1 Article; 776 Posts

Personally I hate that some schools are now teaching "the six rights"--the sixth right being Right Documentation. Five is enough, five is for patient safety in administration. Yes, we have to document, but that isn't specific to medication safety. Five is easy to remember and has a good mnemonic in the five fingers. " Right Documentation " has just been a distraction to my students.

sommer0515

31 Posts

I think the 6th right was probably added bc of technology. I've scanned in meds and the system warn me of an "incorrect" dosage when it's a half pill, etc.. And you have to manually correct it. Also, it could be an extra safety precaution to document any info pertinent to the drugs itself (k levels for Lasix, HR for Dig..) or why clinical decision was made to not administer.

Susie2310

2,121 Posts

Yes, of course nurses make mistakes, but the OP seems to be downplaying nurses' medication mistakes. None of the OP is devoted to the serious effects of medication errors on the patient. While some mistakes can indeed be attributed to "systems errors", some mistakes are actually individual nurse errors. When I was in nursing school it was drilled into us to use the five rights three times for every medication we administered; we would never have thought of the five rights as bogus. If we had violated the five rights, as in the OP, by not checking the dose, which resulted in a medication error, I am pretty sure we would have been dropped from the program. Your instructor sounded very lenient. In our program, our clinical instructor was always present when we administered IV medications.

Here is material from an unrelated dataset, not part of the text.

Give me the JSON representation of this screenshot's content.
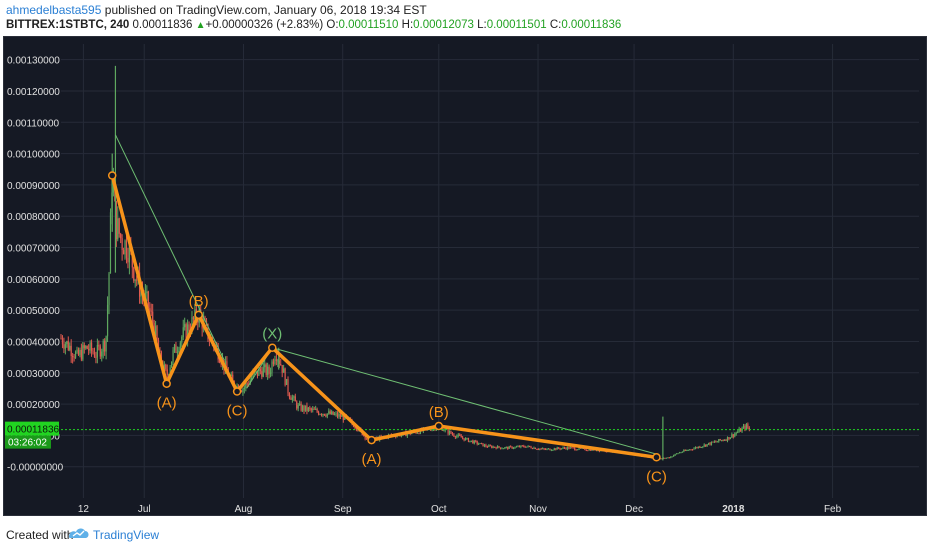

It seems as though sloppy practice is just accepted nowadays, to the detriment of the patient. Really, it's not that hard to check five rights and properly understand the purpose of the medication, reason for giving, side effects, contraindications, assessment information necessary before giving, etc. Slow down and think about what you're doing. Yes, nurses make mistakes with medication administration, but the OP seems to be downplaying the great responsibility nurses have for administering medications safely and correctly, and the sometimes serious /sometimes less serious consequences for the patient of not doing so.

Susie2310

2,121 Posts

Duplicate post.

Specializes in ORTHO, PCU, ED.

I can't understand a clinical instructor like you had in school who would not go with you to give a medication!! You said your clinical instructor was on call?? What does that mean? You weren't an RN yet. It was his/her fault!! When I was a student and the same goes for students that come for clinicals on the unit I work in, the instructor stays right by their side when giving meds and watches every move like a hawk.

BonnieSc

1 Article; 776 Posts

I'm not going to argue with how my post was perceived, but I will say that I was taking a particular angle for this audience of nurses, which wasn't to say how bad medication errors are; it was to say that they're common. The more open we are about medication errors, the more likely they are to be prevented. My purpose is to advocate for more openness.

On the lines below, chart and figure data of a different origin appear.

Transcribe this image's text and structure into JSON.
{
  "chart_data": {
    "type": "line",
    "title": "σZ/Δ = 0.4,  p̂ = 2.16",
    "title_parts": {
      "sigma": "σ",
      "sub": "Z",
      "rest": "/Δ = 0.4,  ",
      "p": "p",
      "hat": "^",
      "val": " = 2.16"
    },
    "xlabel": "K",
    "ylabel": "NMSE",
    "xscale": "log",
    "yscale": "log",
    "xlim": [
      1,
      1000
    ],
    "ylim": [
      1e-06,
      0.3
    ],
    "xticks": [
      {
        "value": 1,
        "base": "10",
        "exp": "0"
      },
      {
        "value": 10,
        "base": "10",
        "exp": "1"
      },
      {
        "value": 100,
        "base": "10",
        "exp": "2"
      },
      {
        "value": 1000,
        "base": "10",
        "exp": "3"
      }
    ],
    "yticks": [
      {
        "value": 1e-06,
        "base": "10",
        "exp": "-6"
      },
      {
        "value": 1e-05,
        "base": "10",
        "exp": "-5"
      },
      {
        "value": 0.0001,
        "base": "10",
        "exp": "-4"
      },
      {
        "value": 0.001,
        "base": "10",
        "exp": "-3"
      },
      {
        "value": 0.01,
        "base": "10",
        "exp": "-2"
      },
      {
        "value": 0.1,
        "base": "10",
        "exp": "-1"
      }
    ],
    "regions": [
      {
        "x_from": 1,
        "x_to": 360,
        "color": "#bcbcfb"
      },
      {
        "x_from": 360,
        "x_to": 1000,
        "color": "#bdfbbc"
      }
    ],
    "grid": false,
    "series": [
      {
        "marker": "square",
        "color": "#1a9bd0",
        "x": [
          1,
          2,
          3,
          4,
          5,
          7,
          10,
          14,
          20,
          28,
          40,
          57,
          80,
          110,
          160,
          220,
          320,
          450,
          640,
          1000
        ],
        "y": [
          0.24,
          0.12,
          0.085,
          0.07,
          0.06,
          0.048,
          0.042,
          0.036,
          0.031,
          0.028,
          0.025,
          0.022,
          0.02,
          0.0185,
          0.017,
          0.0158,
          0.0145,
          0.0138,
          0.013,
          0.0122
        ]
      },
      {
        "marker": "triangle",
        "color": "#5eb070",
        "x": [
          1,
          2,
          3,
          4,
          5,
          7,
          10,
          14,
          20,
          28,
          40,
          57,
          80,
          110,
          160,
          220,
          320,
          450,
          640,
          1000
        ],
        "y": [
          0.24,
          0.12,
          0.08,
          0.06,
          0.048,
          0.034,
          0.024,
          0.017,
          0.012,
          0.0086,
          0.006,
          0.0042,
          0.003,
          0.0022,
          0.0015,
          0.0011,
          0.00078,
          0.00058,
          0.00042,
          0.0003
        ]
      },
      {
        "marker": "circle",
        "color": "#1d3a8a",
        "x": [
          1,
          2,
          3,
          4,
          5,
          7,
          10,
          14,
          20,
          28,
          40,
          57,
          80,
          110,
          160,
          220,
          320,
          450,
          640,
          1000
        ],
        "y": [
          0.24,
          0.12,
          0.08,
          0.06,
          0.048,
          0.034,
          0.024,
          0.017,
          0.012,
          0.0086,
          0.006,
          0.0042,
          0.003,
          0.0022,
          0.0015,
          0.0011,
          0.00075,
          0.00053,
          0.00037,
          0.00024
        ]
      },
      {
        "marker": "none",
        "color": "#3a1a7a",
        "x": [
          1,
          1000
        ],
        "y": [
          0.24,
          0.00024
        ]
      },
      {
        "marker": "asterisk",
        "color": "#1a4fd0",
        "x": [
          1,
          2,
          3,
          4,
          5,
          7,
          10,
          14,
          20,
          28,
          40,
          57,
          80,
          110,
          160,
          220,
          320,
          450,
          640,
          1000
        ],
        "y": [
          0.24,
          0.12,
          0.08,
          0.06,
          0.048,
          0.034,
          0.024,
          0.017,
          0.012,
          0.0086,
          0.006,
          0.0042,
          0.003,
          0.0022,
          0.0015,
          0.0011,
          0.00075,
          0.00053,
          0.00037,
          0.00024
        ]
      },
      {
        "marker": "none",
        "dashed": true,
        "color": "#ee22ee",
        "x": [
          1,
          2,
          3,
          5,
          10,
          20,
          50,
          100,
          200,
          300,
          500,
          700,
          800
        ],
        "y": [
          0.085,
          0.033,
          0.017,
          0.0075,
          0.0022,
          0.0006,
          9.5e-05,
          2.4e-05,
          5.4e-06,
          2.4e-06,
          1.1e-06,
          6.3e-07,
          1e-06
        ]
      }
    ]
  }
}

Re: the clinical instructor--practices are different for different schools/hospitals. My memory on this point is a bit vague, but I do think there was a point where the nurse I was working with was supposed to come with me or doublecheck the medication and didn't. Even if that was so, as far as I'm concerned the fault was mine, not hers--her responsibility was on her own conscience. I had been taught the proper procedure and didn't follow it. In that clinical placement, my group of ten people was spread throughout three units in the hospital, and there was no expectation (then or at any clinical placement I can remember) that the instructor checked our meds or was with us when we gave them. I have experienced that with students from other schools as a nurse, though.

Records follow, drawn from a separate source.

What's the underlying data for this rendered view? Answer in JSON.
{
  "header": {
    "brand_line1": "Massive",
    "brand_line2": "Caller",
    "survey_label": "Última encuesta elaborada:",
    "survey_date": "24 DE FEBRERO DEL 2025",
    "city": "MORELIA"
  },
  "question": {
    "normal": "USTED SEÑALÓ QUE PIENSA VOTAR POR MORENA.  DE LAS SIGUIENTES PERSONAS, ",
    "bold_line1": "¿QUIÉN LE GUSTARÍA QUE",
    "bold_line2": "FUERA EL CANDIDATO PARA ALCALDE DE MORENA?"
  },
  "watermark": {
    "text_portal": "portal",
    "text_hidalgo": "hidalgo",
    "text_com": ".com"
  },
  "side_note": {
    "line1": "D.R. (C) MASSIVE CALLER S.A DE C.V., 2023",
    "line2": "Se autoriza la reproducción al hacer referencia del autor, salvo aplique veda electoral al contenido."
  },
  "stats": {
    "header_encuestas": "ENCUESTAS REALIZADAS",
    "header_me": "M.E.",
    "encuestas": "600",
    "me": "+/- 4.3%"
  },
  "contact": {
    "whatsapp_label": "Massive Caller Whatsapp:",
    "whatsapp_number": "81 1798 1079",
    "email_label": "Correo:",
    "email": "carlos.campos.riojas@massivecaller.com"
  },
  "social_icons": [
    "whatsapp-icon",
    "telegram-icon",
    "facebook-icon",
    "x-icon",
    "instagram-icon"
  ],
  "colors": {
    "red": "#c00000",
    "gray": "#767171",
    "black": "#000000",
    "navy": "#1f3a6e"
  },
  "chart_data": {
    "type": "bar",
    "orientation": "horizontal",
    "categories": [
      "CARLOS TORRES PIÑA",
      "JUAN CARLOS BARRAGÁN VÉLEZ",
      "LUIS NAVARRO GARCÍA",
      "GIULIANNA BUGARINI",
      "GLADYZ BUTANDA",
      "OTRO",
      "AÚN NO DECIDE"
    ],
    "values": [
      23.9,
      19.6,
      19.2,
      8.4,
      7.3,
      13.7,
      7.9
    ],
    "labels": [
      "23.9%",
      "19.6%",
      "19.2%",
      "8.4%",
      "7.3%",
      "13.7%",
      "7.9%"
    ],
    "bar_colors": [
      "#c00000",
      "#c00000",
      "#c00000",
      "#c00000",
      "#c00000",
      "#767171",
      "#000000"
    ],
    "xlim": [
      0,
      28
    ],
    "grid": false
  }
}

As for whether a student who makes a medication error should be suspended, I think absolutely not (barring extenuating circumstances; assuming it's a standard sort of error), any more than a nurse should be fired for making one. Medication errors are [supposed to be] reported anonymously for a reason--because they are system errors, or could possibly be prevented by a change in systems. Punitive reactions to medication errors only make nurses go into hiding when they make one.